You can't see ANYTHING from a car, You've got to get out of the goddamned contraption and walk...Edward Abbey
This could theoretically be the biggest breakthrough in computing since transistors, and this person is wondering about how it's going to affect Monopoly money? Jesus.
Yes, because the computer farms doing blockchain proof of work are devastating for the environment. If blockchain dies, there's a much better chance of there still being a habitable world for my grandchildren. The sort of person heavily into cryptocurrencies tends to be the sort of person who either doesn't believe humans have any impact on climate change or has wet dreams about helping cause widespread devastation, so it needs something external to kill them.
Quidnam Latine loqui modo coepi?
More accurate would be be "if an ideal (perfect) quantum computer existed, with enough cubits, it could break some types of encryption in a reasonable time".
Ideal quantum computers don't exist, and never will. An open question how near actual, physical quantum computers will get to this theoretical perfect machine. It's kinda like doing physics approximations and starting with "ignoring air resistance and friction ...". Well yes, if there were no friction we could build machines that do a lot of things which can't actually be done, because in the real world there is friction.
In a universe that only exists in textbooks, a universe of ideal machines, ideal quantum computers could factor numbers in polynomial time. Not instantly, but it wouldn't take a billion years like it would with classical computers.
Some of the cryptographic algorithms we use today get their strength from the difficulty of factoring certain types of large numbers. Those algorithms would need to be replaced if quantum computers developed sufficiently.

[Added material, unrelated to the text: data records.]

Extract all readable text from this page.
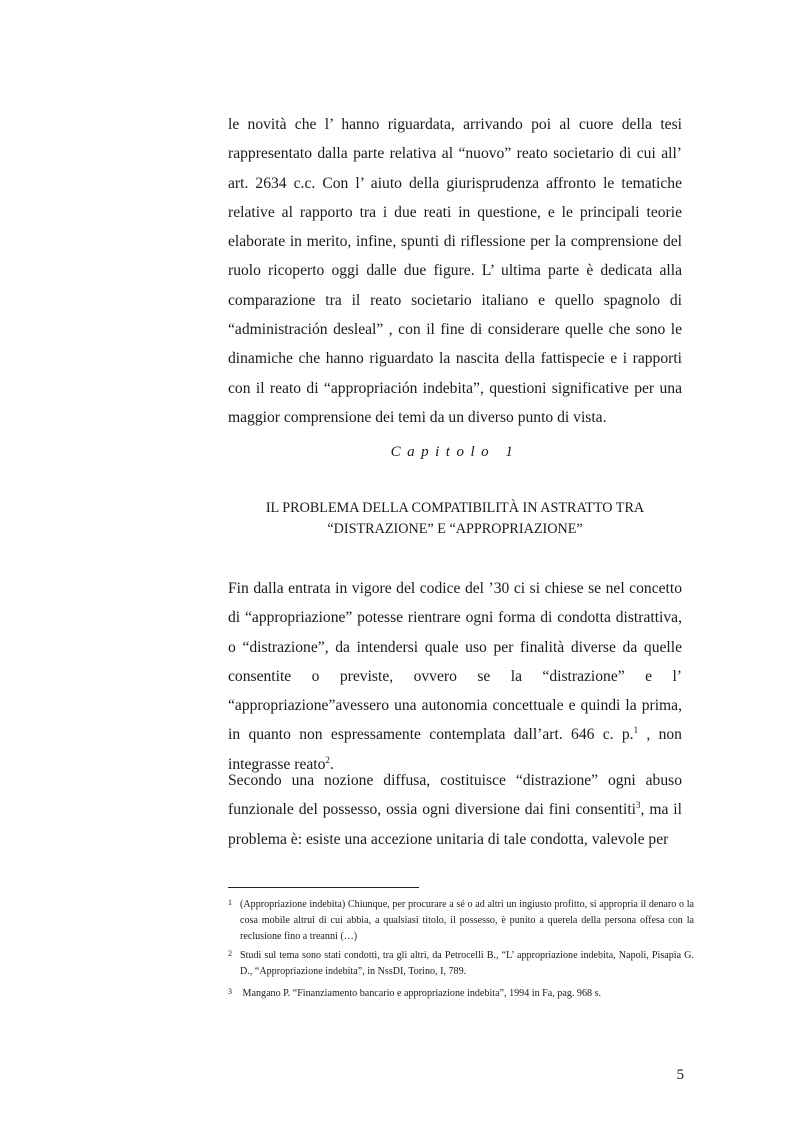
le novità che l’ hanno riguardata, arrivando poi al cuore della tesi rappresentato dalla parte relativa al “nuovo” reato societario di cui all’ art. 2634 c.c. Con l’ aiuto della giurisprudenza affronto le tematiche relative al rapporto tra i due reati in questione, e le principali teorie elaborate in merito, infine, spunti di riflessione per la comprensione del ruolo ricoperto oggi dalle due figure. L’ ultima parte è dedicata alla comparazione tra il reato societario italiano e quello spagnolo di “administración desleal” , con il fine di considerare quelle che sono le dinamiche che hanno riguardato la nascita della fattispecie e i rapporti con il reato di “appropriación indebita”, questioni significative per una maggior comprensione dei temi da un diverso punto di vista.

Capitolo 1

IL PROBLEMA DELLA COMPATIBILITÀ IN ASTRATTO TRA
“DISTRAZIONE” E “APPROPRIAZIONE”

Fin dalla entrata in vigore del codice del ’30 ci si chiese se nel concetto di “appropriazione” potesse rientrare ogni forma di condotta distrattiva, o “distrazione”, da intendersi quale uso per finalità diverse da quelle consentite o previste, ovvero se la “distrazione” e l’ “appropriazione”avessero una autonomia concettuale e quindi la prima, in quanto non espressamente contemplata dall’art. 646 c. p.$^1$ , non integrasse reato$^2$.

Secondo una nozione diffusa, costituisce “distrazione” ogni abuso funzionale del possesso, ossia ogni diversione dai fini consentiti$^3$, ma il problema è: esiste una accezione unitaria di tale condotta, valevole per

1 (Appropriazione indebita) Chiunque, per procurare a sé o ad altri un ingiusto profitto, si appropria il denaro o la cosa mobile altrui di cui abbia, a qualsiasi titolo, il possesso, è punito a querela della persona offesa con la reclusione fino a treanni (…)

2 Studi sul tema sono stati condotti, tra gli altri, da Petrocelli B., “L’ appropriazione indebita, Napoli, Pisapia G. D., “Appropriazione indebita”, in NssDI, Torino, I, 789.

3 Mangano P. “Finanziamento bancario e appropriazione indebita”, 1994 in Fa, pag. 968 s.

5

Already, we deprecate cryptographic algorithms every couple of years. Part of my job is checking https, ipsec, and other systems to see that they are configured to use strong algorithms. I have to update our list of currently accepted algorithms a couple times per year. The designers of these protocols were smart in that the designed the protocols to support any algorithm you want. For example, TLS defines that "key exchange" messages should be exchanged, but doesn't define what type of key exchange. It could be RSA key exchange, it could be Diffie-Hellman, it could be elliptic curve Diffie-Hellman, or supersingular elliptic curve Diffie-Hellman. TLS (aka SSL) doesn't know or care. Classical Diffie-Hellman can be replaced with supersingular DH without changing anything about TLS.